Pour Djami Diallo, la protection de l’environnement et le développement économique doivent avancer ensemble. « Il ne peut y avoir de prospérité durable sans préservation du capital naturel », a-t-elle affirmé, tout en soulignant que la réussite du projet dépendra de l’implication effective des communautés riveraines, des autorités locales, des services techniques et de l’ensemble des partenaires.

Elle a par ailleurs salué les efforts du Centre de gestion de l’environnement des Monts Nimba et Simandou (CEGENS), du Centre forestier de Ziama et de l’Office guinéen des parcs nationaux et réserves de faune pour leur contribution à la mobilisation des ressources nécessaires à la concrétisation de cette initiative.

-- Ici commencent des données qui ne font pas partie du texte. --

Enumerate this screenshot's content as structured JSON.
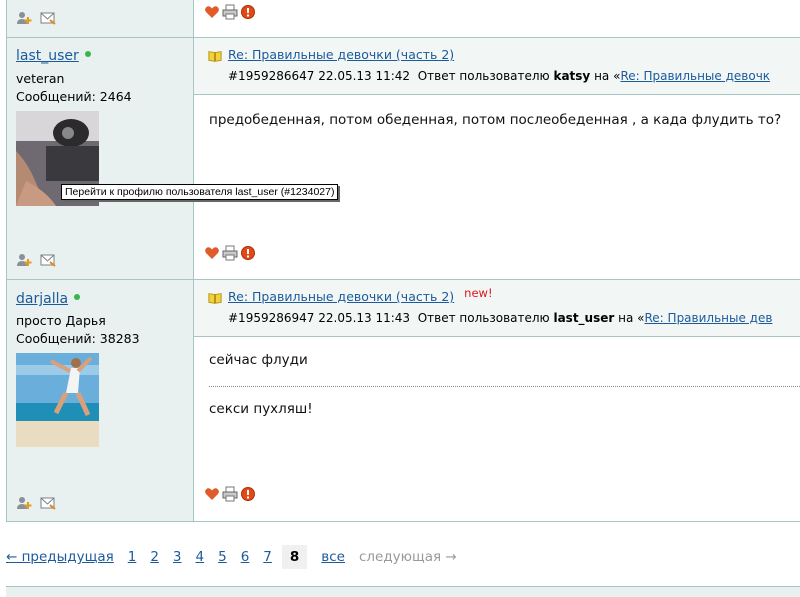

Au-delà de son lancement officiel, la rencontre a également servi de cadre à un dialogue multi-acteurs consacré aux enjeux environnementaux du Mont Nimba et de Ziama, aux initiatives déjà engagées sur le terrain ainsi qu’aux défis liés à la gouvernance environnementale. L’objectif affiché est de renforcer la concertation et l’engagement collectif autour de la préservation de ces paysages stratégiques pour la Guinée et l’Afrique de l’Ouest.

La cérémonie s’est achevée par la déclaration officielle de lancement du projet par la ministre Djami Diallo, suivie d’une opération symbolique de mise en terre de plants dans le cadre des activités de reboisement, sous les applaudissements des participants venus réaffirmer leur engagement en faveur de la conservation du patrimoine naturel guinéen pour les générations présentes et futures.